Module 9

Introduction

This report will work on basic statistical inference tests using R, RStudio and knitr. The goal of this report is to:

Practice practice statistical inference tests
Continue practicing previous concepts

Read in the data

iris<-read.csv("iris.csv")
deer<-read.csv("Deer.csv")

Define variables

aragorn = rnorm(50, mean=180, sd=10)
gimli = rnorm(50, mean=132, sd=15)
legolas = rnorm(50, mean=195, sd=15)

Compare actor data sets of Legolas, Aragorn, and Gimli

t.test(legolas, aragorn, alternative="two.sided")

## 
##  Welch Two Sample t-test
## 
## data:  legolas and aragorn
## t = 5.4299, df = 84.227, p-value = 5.348e-07
## alternative hypothesis: true difference in means is not equal to 0
## 95 percent confidence interval:
##   8.084051 17.426540
## sample estimates:
## mean of x mean of y 
##  191.8878  179.1325

t.test(legolas, gimli, alternative="two.sided")

## 
##  Welch Two Sample t-test
## 
## data:  legolas and gimli
## t = 19.88, df = 94.476, p-value < 2.2e-16
## alternative hypothesis: true difference in means is not equal to 0
## 95 percent confidence interval:
##  55.45838 67.76428
## sample estimates:
## mean of x mean of y 
##  191.8878  130.2765

We find significant evidence to reject the null hypothesis that there is a significant difference in the heights between the actors who played Legolas and the actors who played Aragorn. Furthermore, we find significant evidence to reject the null hypothesis that there is a significant difference in the heights between the actors who played Legolas and the actors who played Gimli.
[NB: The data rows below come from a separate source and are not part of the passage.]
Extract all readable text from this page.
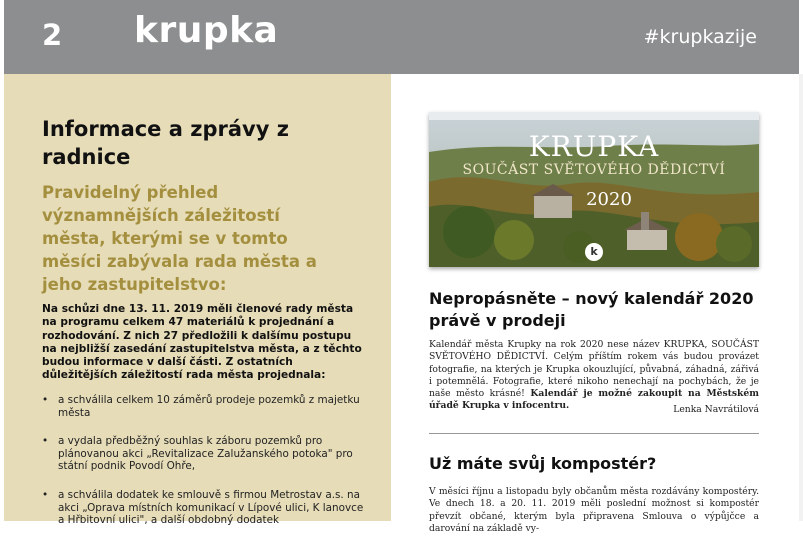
2 krupka	#krupkazije
Informace a zprávy z radnice
Pravidelný přehled významnějších záležitostí města, kterými se v tomto měsíci zabývala rada města a jeho zastupitelstvo:

Na schůzi dne 13. 11. 2019 měli členové rady města na programu celkem 47 materiálů k projednání a rozhodování. Z nich 27 předložili k dalšímu postupu na nejbližší zasedání zastupitelstva města, a z těchto budou informace v další části. Z ostatních důležitějších záležitostí rada města projednala:

• a schválila celkem 10 záměrů prodeje pozemků z majetku města
• a vydala předběžný souhlas k záboru pozemků pro plánovanou akci „Revitalizace Zalužanského potoka" pro státní podnik Povodí Ohře,
• a schválila dodatek ke smlouvě s firmou Metrostav a.s. na akci „Oprava místních komunikací v Lípové ulici, K lanovce a Hřbitovní ulici", a další obdobný dodatek
KRUPKA
SOUČÁST SVĚTOVÉHO DĚDICTVÍ
2020
k
Nepropásněte – nový kalendář 2020 právě v prodeji

Kalendář města Krupky na rok 2020 nese název KRUPKA, SOUČÁST SVĚTOVÉHO DĚDICTVÍ. Celým příštím rokem vás budou provázet fotografie, na kterých je Krupka okouzlující, půvabná, záhadná, zářivá i potemnělá. Fotografie, které nikoho nenechají na pochybách, že je naše město krásné! Kalendář je možné zakoupit na Městském úřadě Krupka v infocentru.	Lenka Navrátilová

Už máte svůj kompostér?

V měsíci říjnu a listopadu byly občanům města rozdávány kompostéry. Ve dnech 18. a 20. 11. 2019 měli poslední možnost si kompostér převzít občané, kterým byla připravena Smlouva o výpůjčce a darování na základě vy-
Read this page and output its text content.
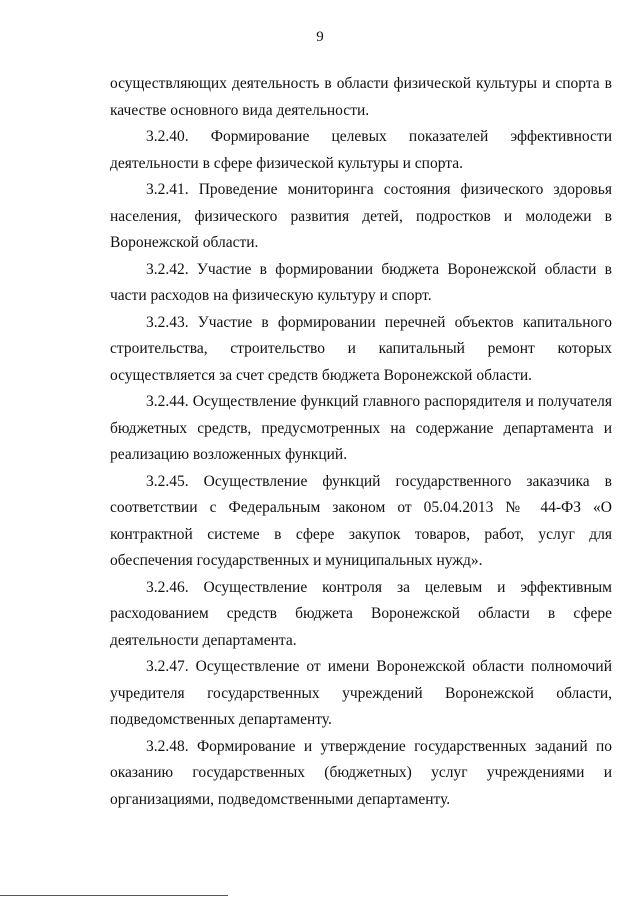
9

осуществляющих деятельность в области физической культуры и спорта в качестве основного вида деятельности.

3.2.40. Формирование целевых показателей эффективности деятельности в сфере физической культуры и спорта.

3.2.41. Проведение мониторинга состояния физического здоровья населения, физического развития детей, подростков и молодежи в Воронежской области.

3.2.42. Участие в формировании бюджета Воронежской области в части расходов на физическую культуру и спорт.

3.2.43. Участие в формировании перечней объектов капитального строительства, строительство и капитальный ремонт которых осуществляется за счет средств бюджета Воронежской области.

3.2.44. Осуществление функций главного распорядителя и получателя бюджетных средств, предусмотренных на содержание департамента и реализацию возложенных функций.

3.2.45. Осуществление функций государственного заказчика в соответствии с Федеральным законом от 05.04.2013 № 44-ФЗ «О контрактной системе в сфере закупок товаров, работ, услуг для обеспечения государственных и муниципальных нужд».

3.2.46. Осуществление контроля за целевым и эффективным расходованием средств бюджета Воронежской области в сфере деятельности департамента.

3.2.47. Осуществление от имени Воронежской области полномочий учредителя государственных учреждений Воронежской области, подведомственных департаменту.

3.2.48. Формирование и утверждение государственных заданий по оказанию государственных (бюджетных) услуг учреждениями и организациями, подведомственными департаменту.
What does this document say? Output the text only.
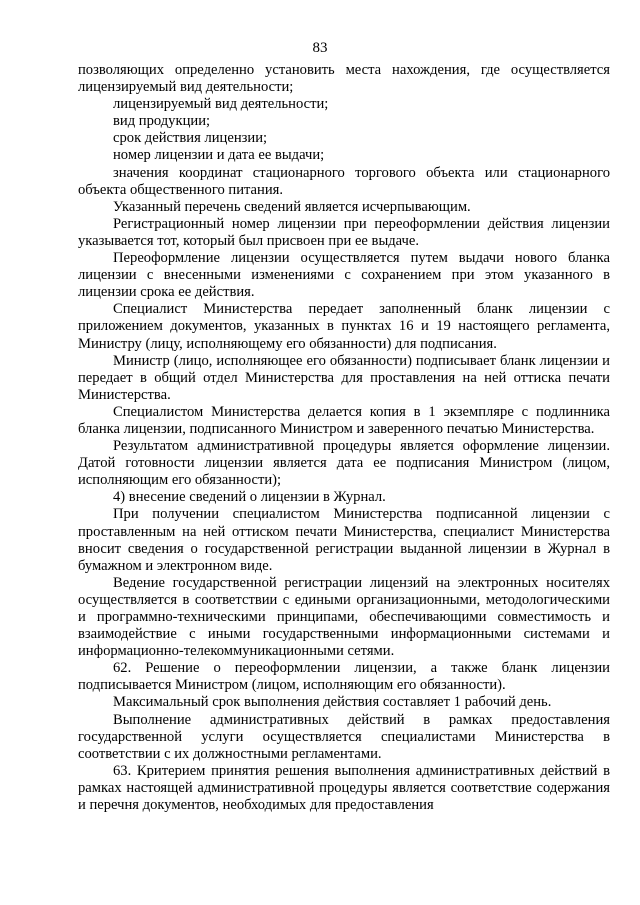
83

позволяющих определенно установить места нахождения, где осуществляется лицензируемый вид деятельности;

лицензируемый вид деятельности;

вид продукции;

срок действия лицензии;

номер лицензии и дата ее выдачи;

значения координат стационарного торгового объекта или стационарного объекта общественного питания.

Указанный перечень сведений является исчерпывающим.

Регистрационный номер лицензии при переоформлении действия лицензии указывается тот, который был присвоен при ее выдаче.

Переоформление лицензии осуществляется путем выдачи нового бланка лицензии с внесенными изменениями с сохранением при этом указанного в лицензии срока ее действия.

Специалист Министерства передает заполненный бланк лицензии с приложением документов, указанных в пунктах 16 и 19 настоящего регламента, Министру (лицу, исполняющему его обязанности) для подписания.

Министр (лицо, исполняющее его обязанности) подписывает бланк лицензии и передает в общий отдел Министерства для проставления на ней оттиска печати Министерства.

Специалистом Министерства делается копия в 1 экземпляре с подлинника бланка лицензии, подписанного Министром и заверенного печатью Министерства.

Результатом административной процедуры является оформление лицензии. Датой готовности лицензии является дата ее подписания Министром (лицом, исполняющим его обязанности);

4) внесение сведений о лицензии в Журнал.

При получении специалистом Министерства подписанной лицензии с проставленным на ней оттиском печати Министерства, специалист Министерства вносит сведения о государственной регистрации выданной лицензии в Журнал в бумажном и электронном виде.

Ведение государственной регистрации лицензий на электронных носителях осуществляется в соответствии с едиными организационными, методологическими и программно-техническими принципами, обеспечивающими совместимость и взаимодействие с иными государственными информационными системами и информационно-телекоммуникационными сетями.

62. Решение о переоформлении лицензии, а также бланк лицензии подписывается Министром (лицом, исполняющим его обязанности).

Максимальный срок выполнения действия составляет 1 рабочий день.

Выполнение административных действий в рамках предоставления государственной услуги осуществляется специалистами Министерства в соответствии с их должностными регламентами.

63. Критерием принятия решения выполнения административных действий в рамках настоящей административной процедуры является соответствие содержания и перечня документов, необходимых для предоставления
Conduct an F-test on Gimli and Legolas

var.test(gimli, legolas)

## 
##  F test to compare two variances
## 
## data:  gimli and legolas
## F = 1.4787, num df = 49, denom df = 49, p-value = 0.1745
## alternative hypothesis: true ratio of variances is not equal to 1
## 95 percent confidence interval:
##  0.8391182 2.6057208
## sample estimates:
## ratio of variances 
##           1.478684

We do not find signifcant evidence and fail to reject the null hypothesis that there is no differece in the variance between the group of Gimli and Legolas actors.

Run correlation tests for each species within the Iris Dataset to compare Sepal Length and Sepal Width

setosa = subset(iris, iris$Code =="1")
versicolor = subset(iris, iris$Code =="2")
virginica = subset(iris, iris$Code =="3")
cor.test(setosa$Sepal.Length, setosa$Sepal.Width)

## 
##  Pearson's product-moment correlation
## 
## data:  setosa$Sepal.Length and setosa$Sepal.Width
## t = 7.6807, df = 48, p-value = 6.71e-10
## alternative hypothesis: true correlation is not equal to 0
## 95 percent confidence interval:
##  0.5851391 0.8460314
## sample estimates:
##       cor 
## 0.7425467

cor.test(versicolor$Sepal.Length, versicolor$Sepal.Width)

## 
##  Pearson's product-moment correlation
## 
## data:  versicolor$Sepal.Length and versicolor$Sepal.Width
## t = 4.2839, df = 48, p-value = 8.772e-05
## alternative hypothesis: true correlation is not equal to 0
## 95 percent confidence interval:
##  0.2900175 0.7015599
## sample estimates:
##       cor 
## 0.5259107

cor.test(virginica$Sepal.Length, virginica$Sepal.Width)

## 
##  Pearson's product-moment correlation
## 
## data:  virginica$Sepal.Length and virginica$Sepal.Width
## t = 3.5619, df = 48, p-value = 0.0008435
## alternative hypothesis: true correlation is not equal to 0
## 95 percent confidence interval:
##  0.2049657 0.6525292
## sample estimates:
##       cor 
## 0.4572278

We find significant evidence to reject the null hypothesis that there is a significant correlation between the Sepal Length and the Sepal Width for the Setosa, Versicolor, and Virginica species of iris.

Run a Chi Squared test on the Deer Dataset

chisq.test(table(deer$Month))

## 
##  Chi-squared test for given probabilities
## 
## data:  table(deer$Month)
## X-squared = 997.07, df = 11, p-value < 2.2e-16

chisq.test(table(deer$Tb,deer$Farm))

## Warning in chisq.test(table(deer$Tb, deer$Farm)): Chi-squared approximation may
## be incorrect

## 
##  Pearson's Chi-squared test
## 
## data:  table(deer$Tb, deer$Farm)
## X-squared = 129.09, df = 26, p-value = 1.243e-15

We find statistically significant evidence to reject the null hypothesis, the number of deer caught per month is not uniform. Similarly, we find significant evidence to reject the null hypothesis, the cases of tuberculosis are not uniformly distributed across all farms.